In geschil is de vraag of het op grond van de huisregels verboden is in de inrichting een simkaart voorhanden te hebben. In die huisregels staat – samengevat – dat het verboden is om in de inrichting zend- en communicatieapparatuur voorhanden te
hebben.

Het is een feit van algemene bekendheid dat een simkaart een essentieel onderdeel kan vormen van zend- en communicatieapparatuur als mobiele telefoons en tablets. Een redelijke uitleg van de in de inrichting gehanteerde huisregels brengt daarom met
zich
dat deze zo moeten worden begrepen dat de simkaart ook valt onder de verboden goederen als omschreven in artikel 4.5.1. onder b.
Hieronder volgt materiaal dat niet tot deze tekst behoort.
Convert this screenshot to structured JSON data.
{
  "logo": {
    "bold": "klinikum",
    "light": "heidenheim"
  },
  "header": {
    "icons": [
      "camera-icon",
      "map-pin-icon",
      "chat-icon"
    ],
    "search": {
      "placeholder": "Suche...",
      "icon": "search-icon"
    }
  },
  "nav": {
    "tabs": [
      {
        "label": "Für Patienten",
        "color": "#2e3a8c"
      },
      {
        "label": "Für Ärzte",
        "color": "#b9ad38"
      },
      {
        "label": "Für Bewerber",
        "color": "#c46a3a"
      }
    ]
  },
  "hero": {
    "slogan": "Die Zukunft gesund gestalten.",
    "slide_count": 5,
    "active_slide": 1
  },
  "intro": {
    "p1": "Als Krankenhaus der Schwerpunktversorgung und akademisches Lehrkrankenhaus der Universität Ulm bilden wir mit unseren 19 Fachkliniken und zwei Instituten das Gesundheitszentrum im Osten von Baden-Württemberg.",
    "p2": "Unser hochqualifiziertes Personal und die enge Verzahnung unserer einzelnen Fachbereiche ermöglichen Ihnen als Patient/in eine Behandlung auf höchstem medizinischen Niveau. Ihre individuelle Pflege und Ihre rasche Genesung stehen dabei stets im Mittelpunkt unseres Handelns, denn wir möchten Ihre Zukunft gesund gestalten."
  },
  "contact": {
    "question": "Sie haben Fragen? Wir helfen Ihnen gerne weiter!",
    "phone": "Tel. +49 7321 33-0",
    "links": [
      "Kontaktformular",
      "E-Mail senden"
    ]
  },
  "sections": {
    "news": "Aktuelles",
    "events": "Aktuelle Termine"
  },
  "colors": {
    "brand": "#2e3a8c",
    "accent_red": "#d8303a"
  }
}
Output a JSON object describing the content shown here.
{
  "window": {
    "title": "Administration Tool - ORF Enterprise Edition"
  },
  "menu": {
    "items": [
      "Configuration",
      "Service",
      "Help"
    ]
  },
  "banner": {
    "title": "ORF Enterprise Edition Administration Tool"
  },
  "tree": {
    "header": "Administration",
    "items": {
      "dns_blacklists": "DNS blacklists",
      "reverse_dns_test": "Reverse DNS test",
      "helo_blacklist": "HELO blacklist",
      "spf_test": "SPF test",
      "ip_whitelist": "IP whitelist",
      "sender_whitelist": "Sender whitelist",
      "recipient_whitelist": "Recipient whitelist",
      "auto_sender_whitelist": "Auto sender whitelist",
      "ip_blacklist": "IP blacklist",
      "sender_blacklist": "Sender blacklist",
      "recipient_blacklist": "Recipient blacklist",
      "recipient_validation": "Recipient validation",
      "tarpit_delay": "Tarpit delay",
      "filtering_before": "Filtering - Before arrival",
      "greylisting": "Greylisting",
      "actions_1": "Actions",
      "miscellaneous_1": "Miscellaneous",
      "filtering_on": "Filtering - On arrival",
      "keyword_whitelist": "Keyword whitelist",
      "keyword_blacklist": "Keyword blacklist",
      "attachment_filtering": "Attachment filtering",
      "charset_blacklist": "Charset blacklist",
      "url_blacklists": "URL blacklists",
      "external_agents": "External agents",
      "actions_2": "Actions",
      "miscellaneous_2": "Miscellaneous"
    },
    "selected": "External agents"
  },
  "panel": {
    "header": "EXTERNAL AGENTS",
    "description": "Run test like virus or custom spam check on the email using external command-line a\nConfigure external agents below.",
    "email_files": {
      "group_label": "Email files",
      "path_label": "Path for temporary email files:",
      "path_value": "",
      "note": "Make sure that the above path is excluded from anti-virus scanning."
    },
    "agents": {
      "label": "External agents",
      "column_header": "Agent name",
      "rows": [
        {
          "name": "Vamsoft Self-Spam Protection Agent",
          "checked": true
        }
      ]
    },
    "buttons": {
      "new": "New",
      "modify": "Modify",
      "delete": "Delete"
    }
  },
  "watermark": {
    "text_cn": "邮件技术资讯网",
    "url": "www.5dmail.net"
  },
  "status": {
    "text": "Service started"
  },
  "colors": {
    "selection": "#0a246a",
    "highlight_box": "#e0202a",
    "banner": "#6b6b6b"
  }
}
De directeur heeft, nu klager een verboden goed op zijn cel had, in redelijkheid kunnen beslissen tot het opleggen van de
eerder genoemde disciplinaire straf.
Het beroep zal daarom gegrond worden verklaard.

4. De uitspraak
De beroepscommissie verklaart het beroep gegrond, vernietigt de uitspraak van de beklagcommissie en verklaart het beklag alsnog ongegrond.

Aldus gegeven door de beroepscommissie voornoemd, bestaande uit mr. M.M. van der Nat, voorzitter, mr. L.M. Moerings en dr. W.J. Schudel, leden, in tegenwoordigheid van
mr. I. Lispet, secretaris, op 4 november 2014.